The fourth-annual Y-Prize — a competition in which teams propose innovative commercial applications for technology invented by Penn researchers — will hold its kick-off event on Monday.

The Y-Prize is a competition in which students examine the intersection of engineering and business, find applications for cutting-edge technologies and step into the shoes of budding entrepreneurs. Instead of coming up with innovative solutions for problems, participants need to identify problems for the technology to solve.

This year, coordinators restructured the design of the Y-Prize. Though the technologies were “more strictly just engineering” in the past, they’ve branched into the field of biomedical engineering this year “using technologies that were developed in a medical context, but really can have applications that go far beyond that field,” as Michelle Eckert, marketing and communications coordinator of the Mack Institute for Innovation Management, put it.

The competition has two phases: In the first phase, each team submits a video pitch and slide deck online illustrating an idea for an application of Y-Prize technology. Finalists, who are announced on Nov. 20, enter the second phase, in which they present their ideas to a panel of industry leaders who decide the winning team that will receive a prize of $10,000.
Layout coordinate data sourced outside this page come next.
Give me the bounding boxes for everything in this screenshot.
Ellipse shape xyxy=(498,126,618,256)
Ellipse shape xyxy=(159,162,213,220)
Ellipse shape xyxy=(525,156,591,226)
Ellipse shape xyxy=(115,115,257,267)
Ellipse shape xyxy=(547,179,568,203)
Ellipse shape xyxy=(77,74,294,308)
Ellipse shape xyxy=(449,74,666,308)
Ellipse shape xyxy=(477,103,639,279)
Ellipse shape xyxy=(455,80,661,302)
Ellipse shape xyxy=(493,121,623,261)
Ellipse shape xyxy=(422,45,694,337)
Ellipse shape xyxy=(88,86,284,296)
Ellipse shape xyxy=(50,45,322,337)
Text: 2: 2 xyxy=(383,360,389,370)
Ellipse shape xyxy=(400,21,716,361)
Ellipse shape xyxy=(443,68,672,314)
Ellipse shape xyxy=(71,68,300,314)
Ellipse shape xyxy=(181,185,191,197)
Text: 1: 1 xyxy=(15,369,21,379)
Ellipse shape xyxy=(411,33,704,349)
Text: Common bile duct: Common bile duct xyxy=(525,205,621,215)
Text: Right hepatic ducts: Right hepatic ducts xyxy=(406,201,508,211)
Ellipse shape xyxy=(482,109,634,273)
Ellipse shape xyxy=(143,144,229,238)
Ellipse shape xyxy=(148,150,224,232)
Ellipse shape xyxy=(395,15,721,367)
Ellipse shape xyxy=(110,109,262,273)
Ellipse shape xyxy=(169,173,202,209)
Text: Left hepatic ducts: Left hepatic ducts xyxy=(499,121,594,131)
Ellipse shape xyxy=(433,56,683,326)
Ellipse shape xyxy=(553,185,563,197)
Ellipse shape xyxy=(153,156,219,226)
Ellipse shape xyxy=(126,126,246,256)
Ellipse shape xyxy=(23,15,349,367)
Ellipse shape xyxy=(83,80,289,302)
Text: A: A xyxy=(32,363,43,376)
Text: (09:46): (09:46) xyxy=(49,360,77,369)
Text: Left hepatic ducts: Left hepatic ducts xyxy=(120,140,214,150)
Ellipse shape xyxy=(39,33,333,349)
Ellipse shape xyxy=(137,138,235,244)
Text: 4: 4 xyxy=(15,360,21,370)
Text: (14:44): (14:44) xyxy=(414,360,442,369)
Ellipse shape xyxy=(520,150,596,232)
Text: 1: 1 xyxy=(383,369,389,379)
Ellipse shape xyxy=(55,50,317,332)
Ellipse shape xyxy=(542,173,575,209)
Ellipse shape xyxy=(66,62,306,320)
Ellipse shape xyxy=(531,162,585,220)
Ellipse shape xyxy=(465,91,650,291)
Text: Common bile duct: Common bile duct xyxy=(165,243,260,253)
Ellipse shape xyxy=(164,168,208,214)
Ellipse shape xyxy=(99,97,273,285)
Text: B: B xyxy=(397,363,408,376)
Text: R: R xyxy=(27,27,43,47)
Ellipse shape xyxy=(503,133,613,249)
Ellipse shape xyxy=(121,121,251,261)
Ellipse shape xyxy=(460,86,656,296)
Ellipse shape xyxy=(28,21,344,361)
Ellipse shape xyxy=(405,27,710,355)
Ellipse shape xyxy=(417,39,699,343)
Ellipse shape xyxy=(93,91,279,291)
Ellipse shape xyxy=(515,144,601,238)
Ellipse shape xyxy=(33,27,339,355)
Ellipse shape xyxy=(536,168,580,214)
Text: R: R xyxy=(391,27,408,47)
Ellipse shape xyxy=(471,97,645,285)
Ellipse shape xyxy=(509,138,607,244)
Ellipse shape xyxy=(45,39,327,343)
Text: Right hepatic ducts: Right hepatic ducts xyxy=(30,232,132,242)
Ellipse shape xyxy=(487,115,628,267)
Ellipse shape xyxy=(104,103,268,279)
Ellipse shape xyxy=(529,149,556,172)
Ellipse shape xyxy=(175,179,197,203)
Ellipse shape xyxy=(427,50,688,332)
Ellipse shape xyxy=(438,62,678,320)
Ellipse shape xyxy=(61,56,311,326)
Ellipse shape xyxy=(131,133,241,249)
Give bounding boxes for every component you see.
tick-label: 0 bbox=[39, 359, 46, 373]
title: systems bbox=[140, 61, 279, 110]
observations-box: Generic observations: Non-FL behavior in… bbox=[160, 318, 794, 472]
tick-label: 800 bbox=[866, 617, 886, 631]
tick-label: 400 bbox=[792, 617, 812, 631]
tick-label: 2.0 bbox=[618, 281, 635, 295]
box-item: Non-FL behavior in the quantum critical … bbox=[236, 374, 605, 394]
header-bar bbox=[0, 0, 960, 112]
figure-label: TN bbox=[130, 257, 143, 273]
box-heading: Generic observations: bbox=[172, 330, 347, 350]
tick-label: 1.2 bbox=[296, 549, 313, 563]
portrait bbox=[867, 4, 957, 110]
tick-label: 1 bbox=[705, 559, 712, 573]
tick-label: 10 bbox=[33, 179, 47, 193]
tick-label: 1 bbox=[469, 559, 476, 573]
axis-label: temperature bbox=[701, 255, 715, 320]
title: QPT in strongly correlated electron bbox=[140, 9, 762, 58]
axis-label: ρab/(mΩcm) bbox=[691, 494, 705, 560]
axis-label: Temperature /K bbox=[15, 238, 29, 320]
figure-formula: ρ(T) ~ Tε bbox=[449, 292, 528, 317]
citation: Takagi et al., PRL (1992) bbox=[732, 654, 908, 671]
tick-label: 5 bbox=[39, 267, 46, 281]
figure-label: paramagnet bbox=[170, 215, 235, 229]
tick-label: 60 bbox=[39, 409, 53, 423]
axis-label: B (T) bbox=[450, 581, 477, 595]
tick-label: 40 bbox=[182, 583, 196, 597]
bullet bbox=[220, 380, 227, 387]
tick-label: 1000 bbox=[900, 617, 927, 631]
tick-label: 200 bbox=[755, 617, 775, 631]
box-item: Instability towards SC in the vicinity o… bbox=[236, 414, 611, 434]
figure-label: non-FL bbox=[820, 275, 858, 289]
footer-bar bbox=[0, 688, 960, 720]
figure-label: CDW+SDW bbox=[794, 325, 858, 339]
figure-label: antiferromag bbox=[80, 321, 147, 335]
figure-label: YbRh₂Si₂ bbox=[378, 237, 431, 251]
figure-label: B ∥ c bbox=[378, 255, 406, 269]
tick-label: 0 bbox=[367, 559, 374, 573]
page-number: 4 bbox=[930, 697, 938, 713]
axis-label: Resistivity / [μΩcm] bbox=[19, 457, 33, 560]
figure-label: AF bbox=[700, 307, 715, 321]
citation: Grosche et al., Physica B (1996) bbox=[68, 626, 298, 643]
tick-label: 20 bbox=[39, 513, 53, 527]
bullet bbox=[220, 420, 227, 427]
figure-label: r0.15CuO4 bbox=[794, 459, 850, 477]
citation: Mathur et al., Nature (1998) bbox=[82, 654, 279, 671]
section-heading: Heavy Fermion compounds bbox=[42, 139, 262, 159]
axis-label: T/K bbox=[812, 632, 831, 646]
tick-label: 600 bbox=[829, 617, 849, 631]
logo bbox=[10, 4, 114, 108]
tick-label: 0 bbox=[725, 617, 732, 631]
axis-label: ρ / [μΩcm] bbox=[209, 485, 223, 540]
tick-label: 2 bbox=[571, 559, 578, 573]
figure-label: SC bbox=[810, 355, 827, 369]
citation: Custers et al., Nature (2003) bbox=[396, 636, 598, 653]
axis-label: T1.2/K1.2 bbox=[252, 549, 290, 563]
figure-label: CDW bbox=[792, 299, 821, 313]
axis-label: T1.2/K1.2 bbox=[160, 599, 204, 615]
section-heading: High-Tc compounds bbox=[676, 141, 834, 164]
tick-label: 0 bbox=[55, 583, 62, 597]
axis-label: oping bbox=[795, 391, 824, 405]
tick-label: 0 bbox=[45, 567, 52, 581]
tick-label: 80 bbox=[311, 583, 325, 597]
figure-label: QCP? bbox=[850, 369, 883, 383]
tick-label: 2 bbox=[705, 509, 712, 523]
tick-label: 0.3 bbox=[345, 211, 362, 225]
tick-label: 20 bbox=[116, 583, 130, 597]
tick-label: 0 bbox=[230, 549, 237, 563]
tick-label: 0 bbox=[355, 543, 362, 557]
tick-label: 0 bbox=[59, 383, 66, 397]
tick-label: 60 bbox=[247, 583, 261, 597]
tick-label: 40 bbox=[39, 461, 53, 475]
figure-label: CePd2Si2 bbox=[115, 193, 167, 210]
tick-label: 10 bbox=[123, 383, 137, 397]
Many of the ideas generated during past years have been developed into innovative and successful companies. The winners of the 2012-13 Y-Prize were 2015 Engineering graduate Dick Zhang and 2016 Wharton Ph.D. student Andy Wuof Identified Technologies. Their idea was to use self-piloting aerial survey drones for land surveying and aerial mapping.
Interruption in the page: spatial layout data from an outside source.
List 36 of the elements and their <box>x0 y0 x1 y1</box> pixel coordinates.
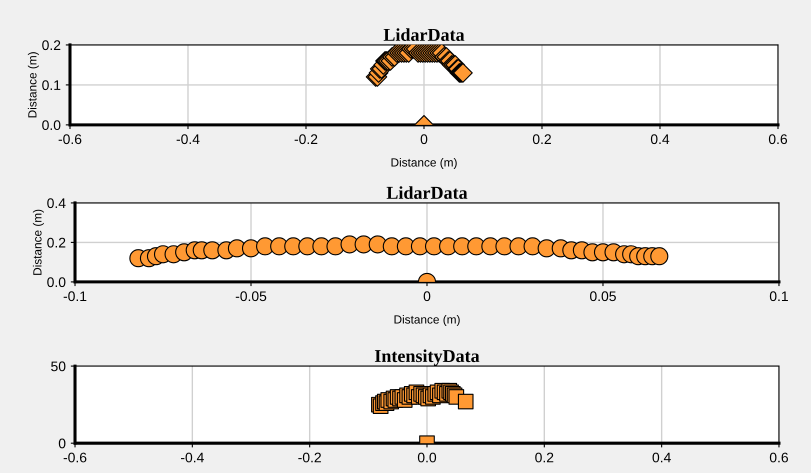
x-tick-label: 0.2 <box>532 134 551 144</box>
y-tick-label: 50 <box>51 361 66 372</box>
chart-title: IntensityData <box>374 349 480 366</box>
x-tick-label: 0 <box>424 291 430 302</box>
x-tick-label: 0.6 <box>768 134 788 144</box>
y-tick-label: 0.4 <box>47 198 66 208</box>
chart-title: LidarData <box>384 28 464 41</box>
y-tick-label: 0.2 <box>42 40 60 50</box>
x-tick-label: -0.2 <box>294 134 318 144</box>
x-tick-label: 0.1 <box>770 291 788 302</box>
x-tick-label: -0.4 <box>180 452 204 462</box>
y-tick-label: 0 <box>58 438 66 448</box>
x-tick-label: 0.0 <box>418 452 436 462</box>
y-axis-title: Distance (m) <box>28 52 39 118</box>
x-tick-label: 0.4 <box>652 452 671 462</box>
x-tick-label: -0.05 <box>236 291 266 302</box>
x-axis-title: Distance (m) <box>392 158 457 169</box>
chart-title: LidarData <box>386 186 468 199</box>
x-tick-label: -0.6 <box>64 452 86 462</box>
x-axis-title: Distance (m) <box>394 314 460 326</box>
x-tick-label: 0.4 <box>650 134 670 144</box>
x-tick-label: 0.05 <box>590 291 616 302</box>
y-tick-label: 0.1 <box>42 80 60 90</box>
x-tick-label: 0.6 <box>770 452 788 462</box>
y-tick-label: 0.2 <box>47 238 66 248</box>
x-tick-label: -0.6 <box>58 134 82 144</box>
y-axis-title: Distance (m) <box>32 210 44 275</box>
x-tick-label: -0.1 <box>64 291 86 302</box>
x-tick-label: 0.2 <box>535 452 554 462</box>
point <box>458 394 474 410</box>
x-tick-label: -0.2 <box>298 452 321 462</box>
point <box>650 247 668 266</box>
x-tick-label: 0 <box>420 134 428 144</box>
x-tick-label: -0.4 <box>176 134 200 144</box>
y-tick-label: 0.0 <box>42 120 60 130</box>
y-tick-label: 0.0 <box>47 277 66 288</box>
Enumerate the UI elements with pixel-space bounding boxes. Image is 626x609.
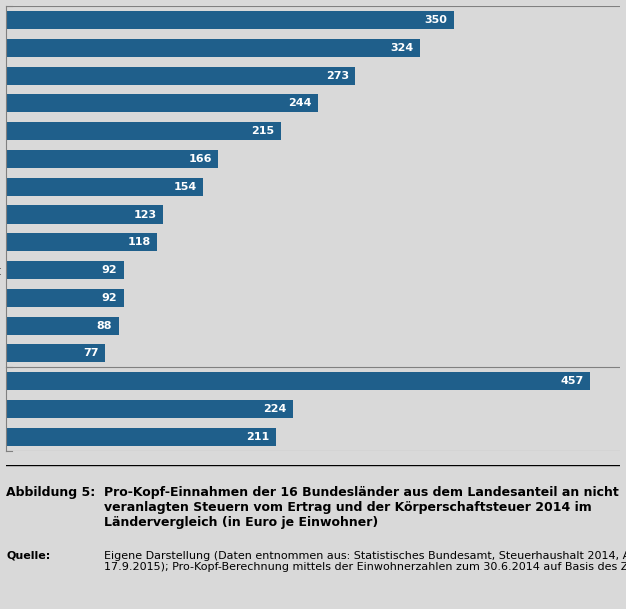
Bar <box>6 178 203 195</box>
Text: 92: 92 <box>102 265 118 275</box>
Bar <box>6 150 218 168</box>
Text: 123: 123 <box>134 209 157 219</box>
Text: 244: 244 <box>288 99 312 108</box>
Bar <box>6 94 318 113</box>
Text: 211: 211 <box>246 432 270 442</box>
Bar <box>6 345 105 362</box>
Bar <box>6 39 421 57</box>
Bar <box>6 66 355 85</box>
Text: 457: 457 <box>561 376 584 386</box>
Text: 88: 88 <box>97 321 112 331</box>
Text: 273: 273 <box>326 71 349 80</box>
Text: 215: 215 <box>252 126 275 136</box>
Text: 77: 77 <box>83 348 98 359</box>
Text: Pro-Kopf-Einnahmen der 16 Bundesländer aus dem Landesanteil an nicht
veranlagten: Pro-Kopf-Einnahmen der 16 Bundesländer a… <box>105 486 619 529</box>
Text: Quelle:: Quelle: <box>6 551 51 561</box>
Bar <box>6 11 454 29</box>
Bar <box>6 428 276 446</box>
Text: 118: 118 <box>128 238 151 247</box>
Bar <box>6 205 163 224</box>
Bar <box>6 289 124 307</box>
Text: 324: 324 <box>391 43 414 53</box>
Bar <box>6 400 292 418</box>
Bar <box>6 233 157 252</box>
Text: Eigene Darstellung (Daten entnommen aus: Statistisches Bundesamt, Steuerhaushalt: Eigene Darstellung (Daten entnommen aus:… <box>105 551 626 572</box>
Text: 92: 92 <box>102 293 118 303</box>
Text: Abbildung 5:: Abbildung 5: <box>6 486 96 499</box>
Bar <box>6 261 124 279</box>
Bar <box>6 317 119 335</box>
Text: 166: 166 <box>188 154 212 164</box>
Text: 224: 224 <box>263 404 286 414</box>
Text: 154: 154 <box>173 181 197 192</box>
Bar <box>6 372 590 390</box>
Text: 350: 350 <box>424 15 447 25</box>
Bar <box>6 122 281 140</box>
“Today, we’re a fully operational company,” Zhang said. He largely attributed his company’s success to the Y-Prize, saying that if it weren’t for this competition, he “most certainly would not have pursued this kind of entrepreneurial work.”

The winners of the 2014-15 competition were 2015 Wharton and Engineering graduates Ashwin Amurthur and Teddy Guenin of Graphene Field Effect Transistor-Track Technologies. They utilized graphene, a patented nanotechnology developed by Penn Engineering professor A. T. Charlie Johnson, to invent the graphene field effect transistor, which detects leaks during fracking.
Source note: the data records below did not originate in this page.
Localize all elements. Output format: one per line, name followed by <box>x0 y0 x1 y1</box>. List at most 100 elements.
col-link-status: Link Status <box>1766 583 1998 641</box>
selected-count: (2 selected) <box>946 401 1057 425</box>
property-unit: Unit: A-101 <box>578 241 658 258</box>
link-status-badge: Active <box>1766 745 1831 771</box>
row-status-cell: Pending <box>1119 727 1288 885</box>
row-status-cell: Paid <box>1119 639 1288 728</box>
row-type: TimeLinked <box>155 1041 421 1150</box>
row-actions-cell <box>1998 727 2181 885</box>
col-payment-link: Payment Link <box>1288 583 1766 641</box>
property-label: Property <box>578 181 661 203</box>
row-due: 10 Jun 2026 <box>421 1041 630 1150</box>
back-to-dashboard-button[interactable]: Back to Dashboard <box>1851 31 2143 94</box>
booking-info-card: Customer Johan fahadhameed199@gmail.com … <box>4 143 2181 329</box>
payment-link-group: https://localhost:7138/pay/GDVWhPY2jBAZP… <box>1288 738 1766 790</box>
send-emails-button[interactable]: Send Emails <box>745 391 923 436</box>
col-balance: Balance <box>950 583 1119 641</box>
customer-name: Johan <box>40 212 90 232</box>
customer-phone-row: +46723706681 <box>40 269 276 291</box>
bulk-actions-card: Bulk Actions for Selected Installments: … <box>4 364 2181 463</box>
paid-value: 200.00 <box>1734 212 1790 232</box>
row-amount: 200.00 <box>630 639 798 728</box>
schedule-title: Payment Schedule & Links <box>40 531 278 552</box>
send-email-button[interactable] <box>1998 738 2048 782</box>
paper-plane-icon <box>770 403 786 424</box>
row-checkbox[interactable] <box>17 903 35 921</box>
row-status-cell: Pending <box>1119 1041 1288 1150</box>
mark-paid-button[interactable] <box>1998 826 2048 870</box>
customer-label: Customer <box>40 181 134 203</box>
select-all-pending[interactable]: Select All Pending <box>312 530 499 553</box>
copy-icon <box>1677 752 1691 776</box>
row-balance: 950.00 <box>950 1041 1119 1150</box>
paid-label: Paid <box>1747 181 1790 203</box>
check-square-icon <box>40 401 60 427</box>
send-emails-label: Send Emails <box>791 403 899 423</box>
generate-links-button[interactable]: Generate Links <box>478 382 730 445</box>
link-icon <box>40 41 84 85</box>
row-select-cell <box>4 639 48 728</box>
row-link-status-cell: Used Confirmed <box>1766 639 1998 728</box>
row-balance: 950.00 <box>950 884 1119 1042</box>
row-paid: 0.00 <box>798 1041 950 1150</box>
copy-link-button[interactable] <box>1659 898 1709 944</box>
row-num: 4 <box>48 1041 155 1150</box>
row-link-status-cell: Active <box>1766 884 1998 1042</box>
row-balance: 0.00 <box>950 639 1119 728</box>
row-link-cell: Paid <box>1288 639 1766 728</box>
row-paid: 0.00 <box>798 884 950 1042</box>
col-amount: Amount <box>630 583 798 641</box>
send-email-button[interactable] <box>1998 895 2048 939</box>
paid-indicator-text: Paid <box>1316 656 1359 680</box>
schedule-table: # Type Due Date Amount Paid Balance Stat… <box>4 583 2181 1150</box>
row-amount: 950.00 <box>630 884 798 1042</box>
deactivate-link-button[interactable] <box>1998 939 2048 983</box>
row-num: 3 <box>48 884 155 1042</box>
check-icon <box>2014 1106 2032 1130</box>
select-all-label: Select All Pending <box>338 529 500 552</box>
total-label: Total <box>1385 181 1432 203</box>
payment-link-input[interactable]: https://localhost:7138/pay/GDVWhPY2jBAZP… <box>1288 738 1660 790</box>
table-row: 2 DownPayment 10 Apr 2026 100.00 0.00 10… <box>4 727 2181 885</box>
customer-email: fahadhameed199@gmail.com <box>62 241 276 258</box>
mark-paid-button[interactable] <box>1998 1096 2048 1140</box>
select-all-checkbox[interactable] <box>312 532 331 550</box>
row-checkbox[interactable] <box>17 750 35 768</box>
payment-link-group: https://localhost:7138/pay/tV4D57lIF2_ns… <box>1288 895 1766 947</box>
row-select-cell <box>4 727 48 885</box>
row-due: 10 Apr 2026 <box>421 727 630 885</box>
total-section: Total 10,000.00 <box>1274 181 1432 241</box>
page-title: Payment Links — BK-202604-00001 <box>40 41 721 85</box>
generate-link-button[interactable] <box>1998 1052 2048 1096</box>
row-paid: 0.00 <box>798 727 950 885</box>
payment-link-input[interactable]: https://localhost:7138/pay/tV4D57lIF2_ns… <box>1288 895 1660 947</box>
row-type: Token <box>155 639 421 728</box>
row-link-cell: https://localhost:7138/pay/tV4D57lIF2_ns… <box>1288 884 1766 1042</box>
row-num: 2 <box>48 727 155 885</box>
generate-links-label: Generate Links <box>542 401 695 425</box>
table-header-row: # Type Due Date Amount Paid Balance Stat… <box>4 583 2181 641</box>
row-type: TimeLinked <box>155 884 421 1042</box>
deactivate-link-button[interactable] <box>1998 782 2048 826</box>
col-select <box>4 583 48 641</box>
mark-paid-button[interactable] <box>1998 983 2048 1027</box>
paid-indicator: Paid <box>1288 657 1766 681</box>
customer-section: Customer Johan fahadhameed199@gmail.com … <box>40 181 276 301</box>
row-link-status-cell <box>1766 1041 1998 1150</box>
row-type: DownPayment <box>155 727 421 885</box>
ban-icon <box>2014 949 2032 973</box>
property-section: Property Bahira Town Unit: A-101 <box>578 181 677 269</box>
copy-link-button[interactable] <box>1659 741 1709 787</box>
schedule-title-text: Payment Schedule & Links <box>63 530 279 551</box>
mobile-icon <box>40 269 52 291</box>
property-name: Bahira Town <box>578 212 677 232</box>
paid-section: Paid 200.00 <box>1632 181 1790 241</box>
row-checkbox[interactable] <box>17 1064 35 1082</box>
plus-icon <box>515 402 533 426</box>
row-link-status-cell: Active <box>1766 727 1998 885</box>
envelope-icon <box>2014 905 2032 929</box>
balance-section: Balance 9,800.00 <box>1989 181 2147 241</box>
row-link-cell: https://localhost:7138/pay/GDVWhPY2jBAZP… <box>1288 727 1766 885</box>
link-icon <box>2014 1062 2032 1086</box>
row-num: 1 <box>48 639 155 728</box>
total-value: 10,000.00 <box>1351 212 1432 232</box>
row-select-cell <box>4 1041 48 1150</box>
Previous winners offered words of wisdom for future competitors. Zhang reflected that storytelling was one skill he realized was important during the competition .

“Effectively telling a story in the 10 minutes for your pitch and keeping compelling aspects in your story is probably the most important of skills that you could work on,” Zhang said. Guenin added that competitors should “think outside the box on whatever the technology could be used for because the ideas the judges are really going to like are going to be the nonobvious ones.”